The implications here are that the issue is not material, but personal and theological. Types of building and settings are not one more holy than another, but perhaps one more culturally appropriate. Brown leaves much of the specifics up to the reader to decide, and does not offer much conclusiveness or finality from the issue though.
Aesthetics: Corporately and Individually
Brown also argues for an appreciation of aesthetics, because it is important to the individual and the corporate body of Christ. Within this argument, Brown gives reason for why his whole book matters. In the individual, how and what one responds to aesthetically, can make a religious difference. He says “the person who cannot respond readily to poetry will miss part of the religious meaning of the psalms” (Brown 25). Corporately, the global church’s use of aesthetics represents the overall theological wellness of the church. And not specifically the theology of aesthetics, but on a grander scale how people believe is shown in words they sing, or what the central focus of a church building is.

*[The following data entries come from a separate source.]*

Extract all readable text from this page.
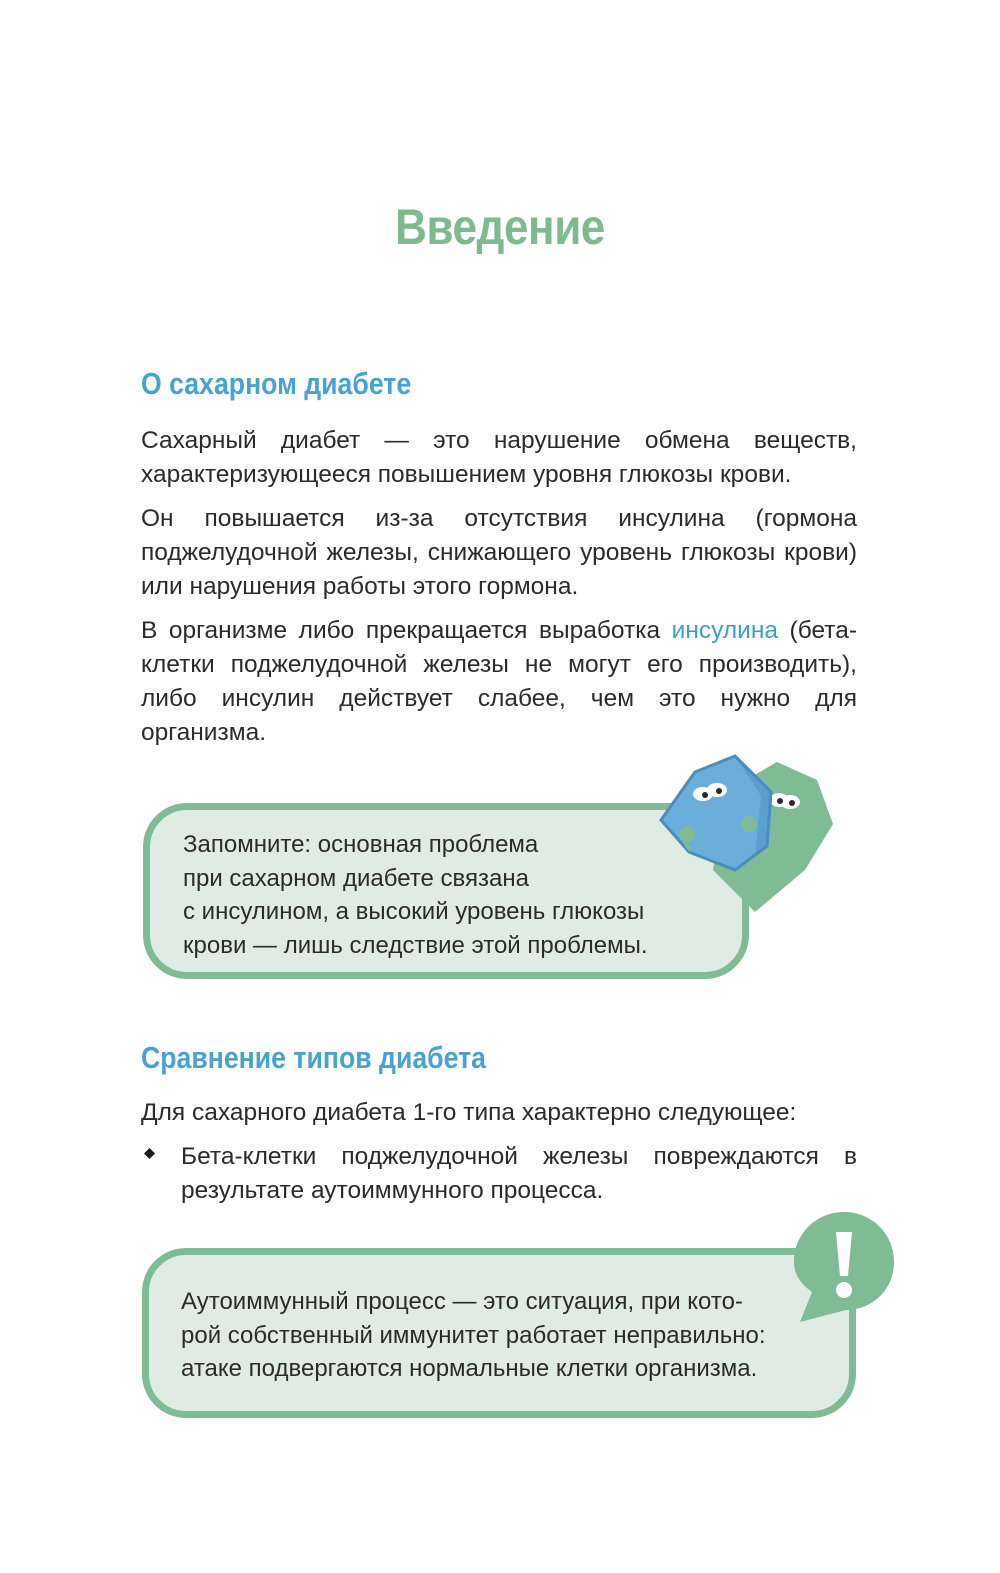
Введение
О сахарном диабете
Сахарный диабет — это нарушение обмена веществ, характеризующееся повышением уровня глюкозы крови.
Он повышается из-за отсутствия инсулина (гормона поджелудочной железы, снижающего уровень глюкозы крови) или нарушения работы этого гормона.
В организме либо прекращается выработка инсулина (бета-клетки поджелудочной железы не могут его производить), либо инсулин действует слабее, чем это нужно для организма.
Запомните: основная проблема
при сахарном диабете связана
с инсулином, а высокий уровень глюкозы
крови — лишь следствие этой проблемы.
Сравнение типов диабета
Для сахарного диабета 1-го типа характерно следующее:
Бета-клетки поджелудочной железы повреждаются в результате аутоиммунного процесса.
Аутоиммунный процесс — это ситуация, при кото-
рой собственный иммунитет работает неправильно:
атаке подвергаются нормальные клетки организма.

The implications from this argument outline Brown’s main purpose once more. Christians have a minimum obligation to begin and continually cultivate an appreciation for other styles that portray Christian truth. This promotes a common language of aesthetics throughout the global church, enriching individuals, as well as strengthening the voice of the universal church.
On the whole, Good Taste, Bad Taste and Christian Taste: Aesthetics in Religious Life, is not a handbook on what to do, but rather, how to think. And how he calls Christians to think is with theological discernment met with compassion when dealing with aesthetics.
Brown, Frank Burch. Good Taste, Bad Taste, and Christian Taste: Aesthetics in Religious Life. New York: Oxford University Press, 2000. Print.